07/08/00: Today is Amber’s birthday. She would have been 9 years old if she didn’t die. Anyway, I actually have been talking to Sam a lot lately. Today I spoke to him and we had our first little “fight”. I was pretty upset, so I went swimming and tried to not think about it. When I got inside, I checked my email. I REALLY didn’t expect anything (especially from him), but he did send me a little message apologizing for everything. I felt sooo much better. I really thought I might never talk to him again. To tell you the truth, Sam is this punk kid who skateboards and goes to band “practise” every day, but he really opens up to me sometimes, and that’s what attracts me to him the most. He said he feels like no one cares about him. He told me he drinks sometimes when he goes to parties and that it eases the pain of life for a little while. I told him not to do that, because then I would have to worry about him. He said I shouldn’t worry because no one else gives a rat’s ass about him. He said one time he got drunk and had to go to the hospital. His parents never even called to see if he was okay. They were just worried about keeping their reputation intact. After he said that, I was speechless. I had no clue what to do or say next. He said the reason he does stupid stuff (like the time he jumped off a two-story building and broke his wrist) is because he thinks no one cares about him, so he has nothing to lose. Well I really care about him, so hopefully he’ll realize that and shape up. It seems like he really needs a person like me in his life who truly does care about him. He said it’s like a miracle that I like him because in his life he never has such good luck, so he always thinks something is up and I’m lying when I say I like him. Well, enough talk about him! I’ll go on forever if I don’t stop myself. My sister, mom, and I went to VOP’s (a really nice restaurant) for dinner, and then we went to a park to take pictures. A radio in the distance was playing Scar Tissue by RHCP. For some reason, it was just a really nice and memorable evening. Sometimes when I’m out in public I secretly hope that I’ll magically run into Sam somehow, even though I know that’s not possible since he lives in the UK. I better go to bed now…gosh, I really am head over heels for Sam! This is the first time in awhile I’ve felt like someone actually cares about me. It’s a great feeling.
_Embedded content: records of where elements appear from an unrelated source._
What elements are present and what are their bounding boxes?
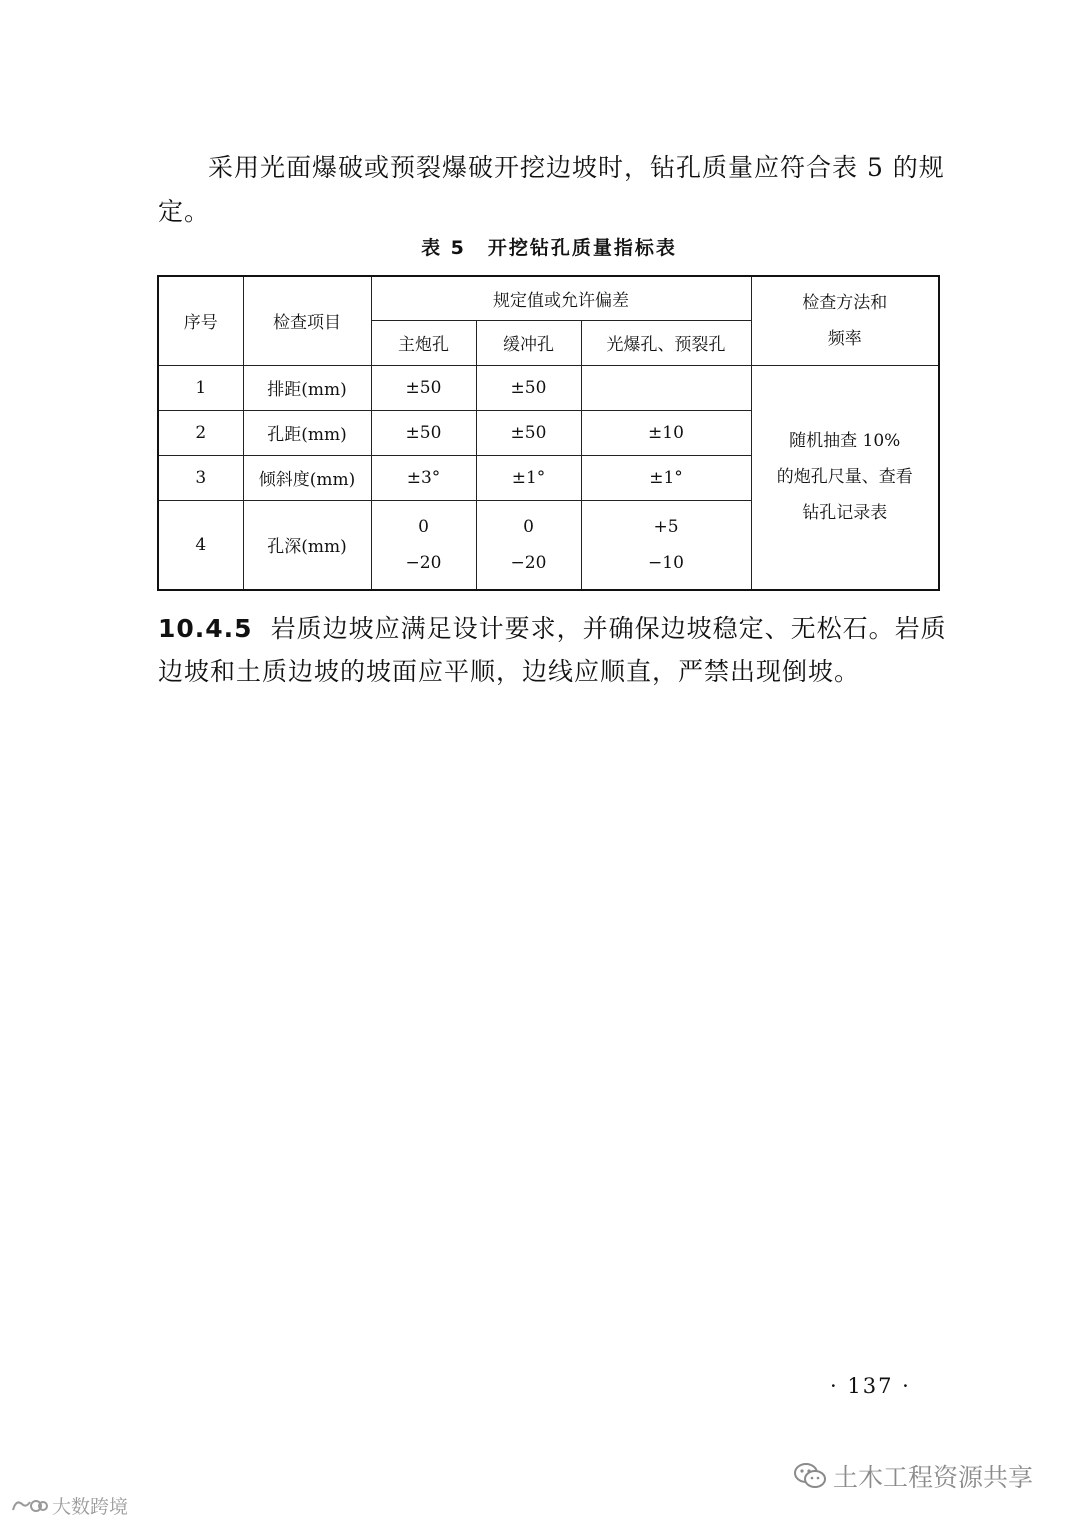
header-method-line2: 频率 — [827, 328, 862, 349]
cell-main: ±50 — [371, 365, 476, 410]
method-line: 钻孔记录表 — [802, 503, 888, 524]
cell-item: 排距(mm) — [243, 365, 371, 410]
header-smooth-hole: 光爆孔、预裂孔 — [581, 320, 751, 365]
cell-no: 2 — [158, 410, 243, 455]
header-method-line1: 检查方法和 — [802, 292, 888, 313]
table-number: 表 5 — [421, 237, 466, 259]
watermark-left-text: 大数跨境 — [52, 1496, 129, 1518]
header-buffer-hole: 缓冲孔 — [476, 320, 581, 365]
tolerance-lower: −20 — [405, 552, 442, 573]
cell-main: ±3° — [371, 455, 476, 500]
method-line: 的炮孔尺量、查看 — [776, 467, 913, 488]
cell-main: ±50 — [371, 410, 476, 455]
header-method — [751, 276, 939, 365]
header-tolerance-group: 规定值或允许偏差 — [371, 276, 751, 320]
cell-method — [751, 365, 939, 590]
tolerance-lower: −10 — [648, 552, 684, 573]
cell-smooth — [581, 500, 751, 590]
clause-paragraph — [158, 607, 948, 693]
intro-paragraph: 采用光面爆破或预裂爆破开挖边坡时，钻孔质量应符合表 5 的规定。 — [158, 153, 945, 226]
cell-buffer: ±1° — [476, 455, 581, 500]
table-row — [158, 365, 939, 410]
cell-smooth: ±10 — [581, 410, 751, 455]
watermark-right — [793, 1458, 1033, 1494]
cell-buffer: ±50 — [476, 410, 581, 455]
cell-item: 孔深(mm) — [243, 500, 371, 590]
header-item: 检查项目 — [243, 276, 371, 365]
tolerance-upper: 0 — [418, 516, 429, 537]
watermark-left — [10, 1492, 128, 1519]
method-line: 随机抽查 10% — [789, 431, 901, 452]
header-no: 序号 — [158, 276, 243, 365]
cell-smooth: ±1° — [581, 455, 751, 500]
cell-item: 倾斜度(mm) — [243, 455, 371, 500]
cell-item: 孔距(mm) — [243, 410, 371, 455]
cell-no: 3 — [158, 455, 243, 500]
page-number: · 137 · — [830, 1374, 911, 1398]
header-main-hole: 主炮孔 — [371, 320, 476, 365]
watermark-right-text: 土木工程资源共享 — [833, 1463, 1034, 1492]
cell-buffer — [476, 500, 581, 590]
table-header-row — [158, 276, 939, 320]
cell-main — [371, 500, 476, 590]
table-title-text: 开挖钻孔质量指标表 — [487, 237, 677, 259]
tolerance-upper: 0 — [523, 516, 534, 537]
clause-number: 10.4.5 — [158, 614, 253, 643]
drilling-quality-table — [157, 275, 940, 591]
cell-no: 1 — [158, 365, 243, 410]
cell-no: 4 — [158, 500, 243, 590]
clause-text: 岩质边坡应满足设计要求，并确保边坡稳定、无松石。岩质边坡和土质边坡的坡面应平顺，边线应顺直，严禁出现倒坡。 — [158, 614, 947, 686]
brand-logo-icon — [10, 1495, 48, 1517]
tolerance-lower: −20 — [510, 552, 547, 573]
cell-buffer: ±50 — [476, 365, 581, 410]
tolerance-upper: +5 — [653, 516, 679, 537]
wechat-icon — [793, 1461, 827, 1491]
cell-smooth — [581, 365, 751, 410]
table-title — [158, 233, 940, 260]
07/10/00: Well now Sam and I talk twice a day. I can’t believe it, but I really do love him. So today we chatted, and then Cara came over. She had just gotten her braces off. She looks sooo much older! It’s weird. We watched a movie and then did some stuff on the computer. We had a lot of fun! Cara definitely is my best friend. Right now it’s 11:21 p.m. and I’m listening to the radio and thinking about Sam. I was actually crying just thinking about how hard it’s gonna be to say goodbye. When school and band camp and everything starts, there will be absolutely no time at all. Since there is a six hour time difference, when I get home from school it will be like 10:00 p.m. his time. I’ll have “loads” of homework to do, and it just won’t work out. Tomorrow I’m going to tell Sam that maybe we should just end things now to make it easier. I don’t want to get too attached and get to know him really well because that will make things more difficult. But then again I love him and want to talk to him 24/7, so I don’t know. Tomorrow I’ll ask him what he thinks of this whole mess we got ourselves into. Well, goodnight (yeah, like I’ll really be able to sleep)!
Commentary: I almost choked on my coffee when I read that very first sentence. I thought I had grown out of my non sequitur phase, but apparently not. Today’s photo is one that was taken at the park I mentioned going to with my mom and sister. It definitely doesn’t seem like that was 15 years ago!